StATS: Reporting serious adverse events (created 2006-02-03).
The FDA held a meeting on March 21, 2005 soliciting opinions about how adverse events should be reported to Institutional Review Boards (IRBs).
Some of the testimony provided to FDA can be found on the FDA website and in various spots on the Internet, mostly in PDF format.
This is something I have been interested in, but have not had the time to work up the details. It seems to me that any system for reporting adverse events has to have information about the accrual of patients into the study. Here's a simple graph that shows the entry and exit times in a research study. It's not exactly a study of adverse events reports per se, but the example is close enough that I can use to illustrate the general concepts.
The accrual rate appears to be more or less constant, though some patients appear to stay in the study for only a short period of time. In this example, the treatment being studied is peritoneal dialysis, and patients can leave the study when they get a kidney transplant or when they die.
You can get a more accurate picture of the accrual rate by looking at the date gaps, the number of days between successive recruiting of patients. So if the first patient is recruited on January 2 and the second on January 16, the date gap is 14, meaning that you had to wait two weeks between patients. The date gaps for entry times in this study are
23 0 28 61 7 85 97 45 163 55
120 81 37 94 18 195 10 19 119 31
189 39 32 39 23 36 41 126 1 48
4 41 47 175 27 50 83 95 109 13
4 294 4 124 29 242 4 7 55 28
73 38 10
The average number of days between recruitment is 64.5 days, which tells you that a new patient enrolls about every other month. You could detect whether patient accrual is slowing by looking at the trend in date gaps.
An upward trend would imply that recruitment is slowing down, since you have to wait an increasing amount of time between successive patients. In this particular example, there is no obvious trend.
Now although it is important to track the rate at which we are accruing patients, the value of this type of display is far more important when you look at adverse event reports. The following graph shows rates of infection for these patients. Each vertical line represents a separate infection event.
There looks to be some evidence that infection rates are slowing down over the past few years. You can look at the date gaps for this data as well.
40 180 138 98 60 28 365 14 33 14
23 76 144 5 44 4 14 19 136 128
11 6 6 19 39 0 20 59 32 5
38 99 363 573 8 130 109 2
The first and second infections occurred 40 days apart, and the last two infections occurred two days apart. A plot of these date gaps is instructive.
Notice several dry spells when we waited a year or more between successive infection events. Notice also in the middle of the plot where it seems like new infections were popping up left and right, sometimes less than a week apart.

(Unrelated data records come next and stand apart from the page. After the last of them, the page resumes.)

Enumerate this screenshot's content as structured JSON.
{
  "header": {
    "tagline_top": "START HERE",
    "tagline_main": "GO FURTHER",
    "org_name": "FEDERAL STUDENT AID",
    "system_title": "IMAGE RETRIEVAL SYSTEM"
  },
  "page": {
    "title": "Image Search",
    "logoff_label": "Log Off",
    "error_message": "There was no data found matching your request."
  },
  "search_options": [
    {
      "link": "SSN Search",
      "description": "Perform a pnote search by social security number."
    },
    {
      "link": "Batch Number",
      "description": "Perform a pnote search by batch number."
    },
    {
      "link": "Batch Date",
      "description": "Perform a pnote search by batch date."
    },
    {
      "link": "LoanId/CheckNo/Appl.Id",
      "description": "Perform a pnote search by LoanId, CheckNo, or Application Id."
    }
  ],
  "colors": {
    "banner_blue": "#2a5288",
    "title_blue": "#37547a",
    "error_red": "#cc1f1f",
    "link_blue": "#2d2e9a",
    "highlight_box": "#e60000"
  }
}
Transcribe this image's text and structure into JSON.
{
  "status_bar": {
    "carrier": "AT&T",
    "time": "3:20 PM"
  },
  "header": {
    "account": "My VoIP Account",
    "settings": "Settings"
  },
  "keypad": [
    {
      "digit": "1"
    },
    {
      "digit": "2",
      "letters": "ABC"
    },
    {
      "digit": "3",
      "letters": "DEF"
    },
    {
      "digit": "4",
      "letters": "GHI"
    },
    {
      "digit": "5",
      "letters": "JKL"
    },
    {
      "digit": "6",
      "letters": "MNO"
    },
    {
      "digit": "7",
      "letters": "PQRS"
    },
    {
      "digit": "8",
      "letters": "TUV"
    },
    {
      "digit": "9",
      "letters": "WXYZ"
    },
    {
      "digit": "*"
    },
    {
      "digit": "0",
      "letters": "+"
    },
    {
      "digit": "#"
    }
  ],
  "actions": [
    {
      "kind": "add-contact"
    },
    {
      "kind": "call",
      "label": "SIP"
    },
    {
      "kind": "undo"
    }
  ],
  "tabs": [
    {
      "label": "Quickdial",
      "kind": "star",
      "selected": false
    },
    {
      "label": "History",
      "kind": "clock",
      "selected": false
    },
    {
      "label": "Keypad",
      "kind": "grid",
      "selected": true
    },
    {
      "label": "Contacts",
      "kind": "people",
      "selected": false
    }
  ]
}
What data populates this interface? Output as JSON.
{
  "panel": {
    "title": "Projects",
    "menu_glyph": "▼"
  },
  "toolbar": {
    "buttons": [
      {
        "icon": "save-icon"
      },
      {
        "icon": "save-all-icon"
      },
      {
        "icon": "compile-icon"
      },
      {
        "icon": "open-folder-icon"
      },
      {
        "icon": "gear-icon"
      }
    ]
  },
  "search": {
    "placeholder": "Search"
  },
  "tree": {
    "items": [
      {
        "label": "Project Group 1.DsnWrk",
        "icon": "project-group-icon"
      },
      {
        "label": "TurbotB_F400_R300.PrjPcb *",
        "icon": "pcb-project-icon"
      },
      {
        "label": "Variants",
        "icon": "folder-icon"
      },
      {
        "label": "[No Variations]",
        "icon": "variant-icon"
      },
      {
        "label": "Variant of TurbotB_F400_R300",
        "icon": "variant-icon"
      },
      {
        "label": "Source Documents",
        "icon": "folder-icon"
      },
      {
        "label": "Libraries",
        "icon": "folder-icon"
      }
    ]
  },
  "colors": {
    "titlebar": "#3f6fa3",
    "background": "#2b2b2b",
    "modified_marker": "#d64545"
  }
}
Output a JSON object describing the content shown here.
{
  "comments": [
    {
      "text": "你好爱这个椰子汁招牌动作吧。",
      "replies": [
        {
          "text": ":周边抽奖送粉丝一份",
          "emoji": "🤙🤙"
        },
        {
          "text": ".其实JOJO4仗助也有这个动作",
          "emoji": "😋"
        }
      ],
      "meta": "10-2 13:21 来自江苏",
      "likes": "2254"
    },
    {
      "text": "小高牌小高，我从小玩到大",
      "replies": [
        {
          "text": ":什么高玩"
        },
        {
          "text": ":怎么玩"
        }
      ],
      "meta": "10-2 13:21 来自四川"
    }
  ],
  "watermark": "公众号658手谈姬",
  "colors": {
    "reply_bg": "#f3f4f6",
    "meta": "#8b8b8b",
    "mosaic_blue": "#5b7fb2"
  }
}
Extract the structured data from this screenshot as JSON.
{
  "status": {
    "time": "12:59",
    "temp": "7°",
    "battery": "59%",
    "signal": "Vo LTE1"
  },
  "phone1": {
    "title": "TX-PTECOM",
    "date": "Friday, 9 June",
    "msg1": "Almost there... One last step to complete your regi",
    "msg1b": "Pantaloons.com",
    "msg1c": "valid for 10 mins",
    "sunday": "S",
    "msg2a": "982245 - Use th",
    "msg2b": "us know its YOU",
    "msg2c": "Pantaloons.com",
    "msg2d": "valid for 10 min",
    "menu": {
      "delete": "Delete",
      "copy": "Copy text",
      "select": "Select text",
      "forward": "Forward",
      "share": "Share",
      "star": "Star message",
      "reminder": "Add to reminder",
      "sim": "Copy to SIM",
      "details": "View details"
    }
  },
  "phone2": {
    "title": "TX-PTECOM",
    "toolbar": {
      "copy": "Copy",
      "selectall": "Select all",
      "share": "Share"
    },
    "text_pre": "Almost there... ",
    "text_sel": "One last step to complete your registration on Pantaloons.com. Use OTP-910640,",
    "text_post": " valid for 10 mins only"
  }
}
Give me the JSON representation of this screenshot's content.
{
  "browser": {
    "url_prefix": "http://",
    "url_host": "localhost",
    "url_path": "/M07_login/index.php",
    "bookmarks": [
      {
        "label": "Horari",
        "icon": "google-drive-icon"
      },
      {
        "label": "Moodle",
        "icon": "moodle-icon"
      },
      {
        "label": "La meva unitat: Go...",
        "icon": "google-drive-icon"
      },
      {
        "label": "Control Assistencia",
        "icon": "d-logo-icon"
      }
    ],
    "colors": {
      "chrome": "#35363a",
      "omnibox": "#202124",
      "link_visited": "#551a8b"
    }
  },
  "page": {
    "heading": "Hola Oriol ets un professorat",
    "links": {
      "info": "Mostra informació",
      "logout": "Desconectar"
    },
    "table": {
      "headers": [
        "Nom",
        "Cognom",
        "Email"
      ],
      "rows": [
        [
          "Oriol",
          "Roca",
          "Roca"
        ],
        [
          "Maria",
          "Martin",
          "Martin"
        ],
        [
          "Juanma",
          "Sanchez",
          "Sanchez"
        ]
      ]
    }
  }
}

The tricky things about these graphs is recognizing what shift and trends are trivial and which are important. Some variation is to be expected, but when you see 363 days between infections followed by another 573 days between infections, you might suspect that something is going on. The large date gaps early in the process also have a possible explanation. Patient recruitment started out slowly and only after two years did the number of patients in the study tend to stabilize (in other words, the rate at which patients entered the study was matched by the rate at which patients left the study).
There are other important issues, such as monitoring the rate at which patients drop out of a study that also lend themselves well to an approach like this.
I believe that a statistical control chart should be used with data like this to determine when the process of producing infections (or any adverse event) has changed. It turns out that the management of these patients did indeed change in the middle of the study, and there is some evidence that this led to a lowering of the infection rates.
A statistical control chart would apply well established rules (eight consecutive points on the same side of the center line, or one point outside the 3 sigma limits) to determine when the process demands attention.
I want to examine issues such as the use of log transformations on charts like these, how best to handle multiple events on a singe day, and how best to adjust for the varying number of patients being studied, as well as the tendency for some adverse events to occur more frequently the longer the patient is under study.